İbnü'l-Münzir, Sevri'nin
şöyle dediğini nakletmiştir: "Düşman ülkesinde esir olan bir Müslüman bu
hür erkekler kapsamının dışındadır. Bu bakımdan böyle birisinin verdiği eman geçerli değildir. Aynı şekilde ücret karşılığında
savaşa katılmış bir işçinin de verdiği eman geçerli
değildir.
11. DÜŞMAN TARAFIN SAVAŞ SIRASINDA MÜSLÜMAN OLDUĞUNU KENDİ DİLİ
İLE İFADE ETMESİ
وقال ابن عمر:
فجعل خالد
يقتل، فقال
النبي صلى
الله عليه
وسلم: (اللهم
إني أبرأ إليك
مما صنع خالد).
İbn Ömer şöyle demiştir: "Halid buna
rağmen onları öldürmeye başladı. Resulullah Sallallahu Aleyhi ve Sellem da
onun yaptıklarını öğrenince: "Allahım, Halid'in yaptıklarından beri olduğumu sana bildiriyorum!
وقال عمر: إذا
قال مترس فقد
آمنه، إن الله
يعلم الألسنة
كلها. وقال: لا
بأس.
Ömer dediki: "Bir kimse (muhatabına Farsça'da korkma
anlamına gelen مترس demişse ona eman ve güvence vermiş
demektir. Zira Allah (c.c) bütün dilleri bilir."

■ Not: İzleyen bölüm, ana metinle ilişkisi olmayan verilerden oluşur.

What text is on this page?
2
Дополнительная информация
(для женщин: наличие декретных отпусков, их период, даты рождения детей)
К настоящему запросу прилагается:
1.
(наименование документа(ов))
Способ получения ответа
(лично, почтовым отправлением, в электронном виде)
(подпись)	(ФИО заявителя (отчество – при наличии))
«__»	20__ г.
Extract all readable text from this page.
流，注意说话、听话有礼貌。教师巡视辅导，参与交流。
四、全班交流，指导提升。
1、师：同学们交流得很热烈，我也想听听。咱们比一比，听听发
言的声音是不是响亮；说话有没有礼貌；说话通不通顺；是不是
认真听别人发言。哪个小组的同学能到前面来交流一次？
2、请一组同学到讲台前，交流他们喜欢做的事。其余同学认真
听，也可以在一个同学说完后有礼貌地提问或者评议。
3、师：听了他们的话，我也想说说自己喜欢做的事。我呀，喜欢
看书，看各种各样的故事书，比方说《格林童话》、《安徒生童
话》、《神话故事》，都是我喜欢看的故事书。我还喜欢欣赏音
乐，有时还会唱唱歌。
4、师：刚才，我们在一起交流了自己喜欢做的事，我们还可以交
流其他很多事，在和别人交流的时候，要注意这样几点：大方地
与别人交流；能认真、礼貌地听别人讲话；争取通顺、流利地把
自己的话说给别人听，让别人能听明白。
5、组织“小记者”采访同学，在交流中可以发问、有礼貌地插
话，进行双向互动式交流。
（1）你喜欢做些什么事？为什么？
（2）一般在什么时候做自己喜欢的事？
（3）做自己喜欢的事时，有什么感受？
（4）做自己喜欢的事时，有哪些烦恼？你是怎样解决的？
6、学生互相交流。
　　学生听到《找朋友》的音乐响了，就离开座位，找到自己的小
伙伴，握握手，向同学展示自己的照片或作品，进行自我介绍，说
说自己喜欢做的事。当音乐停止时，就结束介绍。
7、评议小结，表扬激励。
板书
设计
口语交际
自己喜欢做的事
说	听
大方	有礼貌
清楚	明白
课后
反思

Hz. Ömer (Tüster şehri kuşatılınca
kaleden inen Hürmüzan'a): "Konuş, çekinilecek
bir durum yok!" demiştir.
AÇIKLAMA: Bu başlık altında
Arapça olarak Müslüman olduğunu ifade edemeyip kendi dilleriyle İslam'ı kabul
ettiklerini ve teslim olduklarını söyleyen kimselere
karşı savaşılıp savaşılamayacağı konusu işlenmektedir. İbnü'l-Müneyyir şöyle demiştir: "İmam Buhari
bu başlığı kullanarak şuna işaret etmiştir: Önemli olan maksattır ve maksadı
gösteren bütün deliller (işaretler) dikkate alınır. Bu bakımdan delilin sözlü
veya sözsüz olması arasında bir fark bulunmadığı gibi yabancı bir dille
söylenmiş olması da söz konusu delilin dikkate alınacağı hükmünü
değiştirmez."
Abdullah İbn Ömer tarafından nakledilen Halid İbnü'l-Velid
kıssası aslında daha uzundur. Zaten İmam Buhari bu
rivayet i Kitabü'l-meğazı'de
tam olarak nakletmiştir. Konuyla ilgili ayrıntılı açıklamaları söz konusu
bölüme bırakarak özetle şunları söyleyebiliriz: "Halid
İbnü'l-Velid, Resulullah'ın sallallahu aleyhi
ve sellem emri ile bir topluluk üzerine savaşa
çıkmıştı. Bunlar kendi dilleriyle teslim olduklarını ifade etmek üzere -sebana-
dediler. Fakat Halid onların bu sözünü kabul etmedi
ve savaşa devam ederek bir kısmını öldürdü. Resul-i Ekrem (s.a.v.) onun
yaptıklarını öğrenince bunu kabul etmediğini beyan etti."
İşte bu rivayet her toplumun kendi dili ile teslim / Müslüman
olduğunu ifade etmesi halinde bunun dikkate alınacağını ve yeterli olacağını
göstermektedir. Zaten bu yüzden Hz. Nebi sallallahu
aleyhi ve sellem, Halid İbnü'l-Velid'i kınamış ve
içtihadının yanlış olduğunu söylemiştir.
İbn Battal şöyle der: "Bir hakim adil
olmayan veya ilim ehlinin beyan ettiği görüşe aykırı bir karar verirse bu karar
kesinlikle kabul edilmez; reddedilir. Ancak böyle bir karar verilmişse bakılır;
Söz konusu karar bir içtihada dayanıyorsa hakimin
herhangi bir günahı olmaz. Zira içtihat sonucu yanlış karar verilse bile günah
söz konusu değildir. Bununla birlikte alimlerin
çoğunluğuna göre böyle bir karar sonucunda doğan zararın tazmin edilmesi
yükümlülüğü vardır. Sevrı, Ahmed
İbn Hanbel, İshak İbn Rahuye ve Re'y
ehline göre: "Hatalı karar sonucu ölüm veya yaralamaya varan bir zarar söz
konusu olmuşsa bunun devlet hazinesinden tazmin edilmesi gerekir." Evzaı, İmam Şafii, Ebu Yusuf ve
İmam Muhammed ise şöyle demişlerdir: "Bu durumda tazmin yükümlüsü
akiledir." Konuyla ilgili ayrıntılı açıklama Kitabü'l-ahkam'da gelecektir.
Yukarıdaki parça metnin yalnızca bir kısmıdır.